Sebbene TC e GC siano stati isolati utilizzando tecniche di separazione meccanica consolidate basate sulla compartimentazione follicolare, l'espressione di geni specifici per tipo di cellula CYP17A1 e CYP19A1 è stata valutata per eliminare il rischio di contaminazione incrociata. CYP17A1 era espresso esclusivamente nei TC appena isolati, mentre CYP19A1 era espresso prevalentemente nei GC appena isolati (Figura 2).

Il sistema di co-coltura consente la compartimentazione di cellule di teca bovina e granulosa sui lati opposti di un inserto di membrana, imitando così l'organizzazione spaziale in vivo. Dopo tre giorni di coltura, i TC hanno mostrato una morfologia appiattita e allungata mentre si diffondevano sulla superficie della membrana dell'inserto rivestita di collagene, indicando un attacco riuscito (Figura 3A). Quando sono stati coltivati da soli per l'intero periodo di 9 giorni, i TC hanno continuato a proliferare e hanno raggiunto la confluenza entro il giorno 9 (Figura 3B). Al contrario, i GC coltivati da soli per 6 giorni sulla membrana dell'inserto rivestita di collagene hanno sviluppato un fenotipo simile ai fibroblasti, che è caratteristico dei GC in vitro (Figura 3C). Inoltre, come descritto in precedenza, i GC tendevano a formare cluster, una caratteristica tipica di queste cellule in coltura 5,7,31,32. Nel sistema di co-coltura, non sono state osservate differenze morfologiche apparenti né nei TC né nei GC rispetto alle rispettive monocolture abbinate nel tempo (Figura 3D), indicando che l'ambiente basato sull'inserto mantiene un normale comportamento cellulare. Tuttavia, a causa di limitazioni tecniche, la valutazione microscopica della co-coltura rimane impegnativa, in particolare per distinguere e valutare la morfologia delle TC indipendentemente dalle altre cellule. Per superare queste limitazioni, è attualmente in fase di studio un protocollo ottimizzato per la fissazione cellulare in conformità con l'esplorazione di strategie alternative per l'identificazione cellulare in assenza di anticorpi specifici per l'immunocolorazione.

La funzionalità del sistema di co-coltura è stata valutata analizzando la produzione ormonale e l'espressione di geni marcatori chiave per TC e GC 33,34, confermando i ruoli steroidogenici specifici del tipo cellulare. Un confronto tra la monocoltura GC e il modello di cocoltura ha rivelato livelli simili di estradiolo (E2) prodotti in vitro. Tuttavia, come previsto, la monocoltura di TC ha prodotto solo quantità trascurabili di E2, in linea con l'ipotesi delle 2-cellule-2-gonadotropina (Figura 4A)15, che afferma che le cellule teca non hanno la capacità di sintetizzare E2 in modo indipendente.

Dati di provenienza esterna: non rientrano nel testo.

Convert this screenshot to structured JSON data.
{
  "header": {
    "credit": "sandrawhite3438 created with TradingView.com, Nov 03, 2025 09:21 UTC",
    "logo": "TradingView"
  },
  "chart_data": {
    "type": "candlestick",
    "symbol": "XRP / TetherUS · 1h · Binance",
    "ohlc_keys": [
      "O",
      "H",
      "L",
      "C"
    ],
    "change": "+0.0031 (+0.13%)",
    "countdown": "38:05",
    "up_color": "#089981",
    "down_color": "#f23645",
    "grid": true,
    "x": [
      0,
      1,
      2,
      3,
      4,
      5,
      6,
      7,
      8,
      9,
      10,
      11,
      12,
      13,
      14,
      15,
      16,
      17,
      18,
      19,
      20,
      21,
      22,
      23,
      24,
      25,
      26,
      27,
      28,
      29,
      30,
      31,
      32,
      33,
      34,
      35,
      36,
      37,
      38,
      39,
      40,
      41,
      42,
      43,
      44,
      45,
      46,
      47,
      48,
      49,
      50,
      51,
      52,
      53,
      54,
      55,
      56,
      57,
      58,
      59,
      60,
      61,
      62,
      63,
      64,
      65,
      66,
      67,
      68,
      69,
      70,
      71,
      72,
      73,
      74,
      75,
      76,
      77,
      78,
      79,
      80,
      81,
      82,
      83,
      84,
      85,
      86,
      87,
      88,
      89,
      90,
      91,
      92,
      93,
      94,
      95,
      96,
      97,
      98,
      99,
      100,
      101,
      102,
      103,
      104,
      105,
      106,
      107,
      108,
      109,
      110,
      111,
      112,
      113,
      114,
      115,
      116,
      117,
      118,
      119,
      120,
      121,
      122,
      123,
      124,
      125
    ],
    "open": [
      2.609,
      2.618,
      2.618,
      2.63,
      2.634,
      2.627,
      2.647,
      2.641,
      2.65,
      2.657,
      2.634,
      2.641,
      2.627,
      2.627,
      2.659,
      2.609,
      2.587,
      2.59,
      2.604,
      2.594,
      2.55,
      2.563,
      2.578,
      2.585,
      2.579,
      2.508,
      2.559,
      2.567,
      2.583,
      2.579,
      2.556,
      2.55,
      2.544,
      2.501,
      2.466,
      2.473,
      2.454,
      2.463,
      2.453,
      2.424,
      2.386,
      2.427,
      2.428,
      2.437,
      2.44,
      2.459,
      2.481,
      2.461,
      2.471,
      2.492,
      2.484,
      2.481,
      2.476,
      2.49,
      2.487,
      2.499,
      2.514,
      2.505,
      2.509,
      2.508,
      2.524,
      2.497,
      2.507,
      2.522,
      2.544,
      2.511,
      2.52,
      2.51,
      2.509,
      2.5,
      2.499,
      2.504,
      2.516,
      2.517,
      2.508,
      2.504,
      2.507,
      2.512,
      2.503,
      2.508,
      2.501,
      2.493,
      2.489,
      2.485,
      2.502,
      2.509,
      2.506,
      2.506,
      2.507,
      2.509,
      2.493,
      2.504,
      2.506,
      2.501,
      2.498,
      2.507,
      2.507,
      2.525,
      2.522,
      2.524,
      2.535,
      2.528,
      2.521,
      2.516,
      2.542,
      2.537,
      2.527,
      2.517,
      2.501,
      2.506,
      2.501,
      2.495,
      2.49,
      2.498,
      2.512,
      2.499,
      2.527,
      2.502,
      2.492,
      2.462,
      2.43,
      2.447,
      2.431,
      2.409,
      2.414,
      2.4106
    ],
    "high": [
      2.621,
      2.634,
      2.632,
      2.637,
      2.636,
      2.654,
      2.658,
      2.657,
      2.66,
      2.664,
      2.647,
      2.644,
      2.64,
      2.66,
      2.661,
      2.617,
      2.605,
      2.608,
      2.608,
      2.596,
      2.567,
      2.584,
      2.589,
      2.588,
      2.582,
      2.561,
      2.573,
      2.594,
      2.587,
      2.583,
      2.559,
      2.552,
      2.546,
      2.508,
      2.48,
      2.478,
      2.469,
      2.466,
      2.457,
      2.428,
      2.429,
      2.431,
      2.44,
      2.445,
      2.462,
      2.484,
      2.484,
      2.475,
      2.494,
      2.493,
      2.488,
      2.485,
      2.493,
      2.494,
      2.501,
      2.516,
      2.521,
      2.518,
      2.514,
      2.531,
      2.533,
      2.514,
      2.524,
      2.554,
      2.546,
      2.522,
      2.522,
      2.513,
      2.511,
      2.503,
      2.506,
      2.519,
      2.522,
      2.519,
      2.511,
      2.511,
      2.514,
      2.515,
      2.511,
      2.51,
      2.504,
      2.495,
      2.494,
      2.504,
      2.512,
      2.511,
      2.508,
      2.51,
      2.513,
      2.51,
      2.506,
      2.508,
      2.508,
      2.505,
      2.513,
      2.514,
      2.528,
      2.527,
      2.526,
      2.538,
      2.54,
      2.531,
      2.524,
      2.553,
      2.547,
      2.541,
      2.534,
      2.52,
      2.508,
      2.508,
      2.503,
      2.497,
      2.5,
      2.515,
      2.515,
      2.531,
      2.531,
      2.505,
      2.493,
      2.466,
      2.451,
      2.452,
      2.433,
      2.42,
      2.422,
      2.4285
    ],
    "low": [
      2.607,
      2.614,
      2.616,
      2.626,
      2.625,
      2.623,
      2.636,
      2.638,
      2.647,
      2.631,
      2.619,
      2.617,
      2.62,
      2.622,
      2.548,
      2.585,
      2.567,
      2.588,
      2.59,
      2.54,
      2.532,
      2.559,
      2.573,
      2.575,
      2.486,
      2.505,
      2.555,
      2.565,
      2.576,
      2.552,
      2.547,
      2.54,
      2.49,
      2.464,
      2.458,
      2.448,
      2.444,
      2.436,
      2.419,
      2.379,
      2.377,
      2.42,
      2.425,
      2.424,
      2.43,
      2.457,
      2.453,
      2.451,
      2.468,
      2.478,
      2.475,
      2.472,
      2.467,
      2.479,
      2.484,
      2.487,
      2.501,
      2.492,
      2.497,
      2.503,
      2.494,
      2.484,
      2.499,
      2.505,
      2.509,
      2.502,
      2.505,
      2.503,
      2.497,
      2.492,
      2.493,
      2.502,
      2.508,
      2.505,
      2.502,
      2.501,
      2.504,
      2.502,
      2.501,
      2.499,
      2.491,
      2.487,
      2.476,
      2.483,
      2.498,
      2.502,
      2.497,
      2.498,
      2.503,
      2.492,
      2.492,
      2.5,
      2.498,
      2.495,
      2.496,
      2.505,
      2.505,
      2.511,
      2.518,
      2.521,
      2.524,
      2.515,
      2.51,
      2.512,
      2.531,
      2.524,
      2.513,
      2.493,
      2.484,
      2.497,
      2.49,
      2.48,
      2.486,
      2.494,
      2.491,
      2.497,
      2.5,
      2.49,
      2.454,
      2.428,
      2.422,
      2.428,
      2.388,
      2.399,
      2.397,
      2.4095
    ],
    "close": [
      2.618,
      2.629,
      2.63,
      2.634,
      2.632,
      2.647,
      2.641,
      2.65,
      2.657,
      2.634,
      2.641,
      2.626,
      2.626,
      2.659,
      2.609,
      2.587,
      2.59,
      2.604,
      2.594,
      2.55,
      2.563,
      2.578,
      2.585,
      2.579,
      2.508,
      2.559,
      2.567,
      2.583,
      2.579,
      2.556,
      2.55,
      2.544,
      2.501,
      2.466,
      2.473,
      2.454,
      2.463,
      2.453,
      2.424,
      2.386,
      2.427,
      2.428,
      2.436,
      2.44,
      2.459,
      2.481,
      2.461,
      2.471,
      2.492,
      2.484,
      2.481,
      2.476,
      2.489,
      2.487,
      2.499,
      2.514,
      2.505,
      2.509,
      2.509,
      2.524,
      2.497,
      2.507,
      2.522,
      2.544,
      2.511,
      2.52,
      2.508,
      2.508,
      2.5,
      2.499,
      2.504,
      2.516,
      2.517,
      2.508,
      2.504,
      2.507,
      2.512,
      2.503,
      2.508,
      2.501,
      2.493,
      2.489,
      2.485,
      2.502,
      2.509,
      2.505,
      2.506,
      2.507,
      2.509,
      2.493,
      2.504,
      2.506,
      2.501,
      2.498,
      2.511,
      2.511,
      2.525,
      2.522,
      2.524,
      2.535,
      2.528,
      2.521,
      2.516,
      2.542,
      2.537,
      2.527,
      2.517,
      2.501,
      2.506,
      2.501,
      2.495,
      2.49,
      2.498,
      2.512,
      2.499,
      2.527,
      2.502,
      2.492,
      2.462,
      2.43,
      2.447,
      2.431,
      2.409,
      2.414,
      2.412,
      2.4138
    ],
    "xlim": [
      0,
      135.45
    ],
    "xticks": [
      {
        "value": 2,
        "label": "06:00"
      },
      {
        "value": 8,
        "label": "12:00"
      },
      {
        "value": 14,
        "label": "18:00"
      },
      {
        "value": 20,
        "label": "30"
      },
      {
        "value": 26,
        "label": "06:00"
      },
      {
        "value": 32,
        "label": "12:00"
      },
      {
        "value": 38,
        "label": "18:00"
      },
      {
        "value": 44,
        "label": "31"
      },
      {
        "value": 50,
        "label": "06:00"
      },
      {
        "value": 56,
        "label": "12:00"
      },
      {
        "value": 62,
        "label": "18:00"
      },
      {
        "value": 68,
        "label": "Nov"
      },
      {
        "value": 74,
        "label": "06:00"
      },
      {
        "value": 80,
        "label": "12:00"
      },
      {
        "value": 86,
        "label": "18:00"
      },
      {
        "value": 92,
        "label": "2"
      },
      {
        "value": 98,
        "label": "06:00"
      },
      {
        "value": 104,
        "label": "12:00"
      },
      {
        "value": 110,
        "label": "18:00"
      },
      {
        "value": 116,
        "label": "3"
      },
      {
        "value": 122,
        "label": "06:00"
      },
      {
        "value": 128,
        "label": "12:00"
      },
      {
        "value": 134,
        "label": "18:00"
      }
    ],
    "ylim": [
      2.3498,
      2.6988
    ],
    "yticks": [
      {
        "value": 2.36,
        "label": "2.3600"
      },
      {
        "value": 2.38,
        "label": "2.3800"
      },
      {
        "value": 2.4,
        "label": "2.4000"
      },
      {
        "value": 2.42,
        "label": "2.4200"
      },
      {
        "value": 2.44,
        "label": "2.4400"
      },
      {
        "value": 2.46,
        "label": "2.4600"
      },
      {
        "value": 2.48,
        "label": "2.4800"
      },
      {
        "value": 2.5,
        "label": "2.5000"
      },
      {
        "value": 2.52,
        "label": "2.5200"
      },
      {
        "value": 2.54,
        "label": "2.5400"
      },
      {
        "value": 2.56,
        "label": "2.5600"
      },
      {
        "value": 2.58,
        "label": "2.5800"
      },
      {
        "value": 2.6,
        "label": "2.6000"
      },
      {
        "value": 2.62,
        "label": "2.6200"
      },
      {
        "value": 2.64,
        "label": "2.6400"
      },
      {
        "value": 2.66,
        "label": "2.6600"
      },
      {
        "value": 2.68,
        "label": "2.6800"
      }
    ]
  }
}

Per valutare ulteriormente la rilevanza fisiologica delle condizioni di coltura, è stata esaminata l'espressione dei geni marcatori chiave33 . In accordo con l'ipotesi della 2-cellula-2-gonadotropina, CYP19A1 era prevalentemente espresso nei GC, mentre CYP17A1 era principalmente rilevato nei TC, un modello osservato sia in condizioni di mono- che di co-coltura (Figura 4B, C). In particolare, l'abbondanza del trascritto di CYP19A1 era più alta nei GC all'interno del sistema di co-coltura rispetto alla mono-coltura GC, nonostante non fossero state osservate differenze nelle concentrazioni di estradiolo.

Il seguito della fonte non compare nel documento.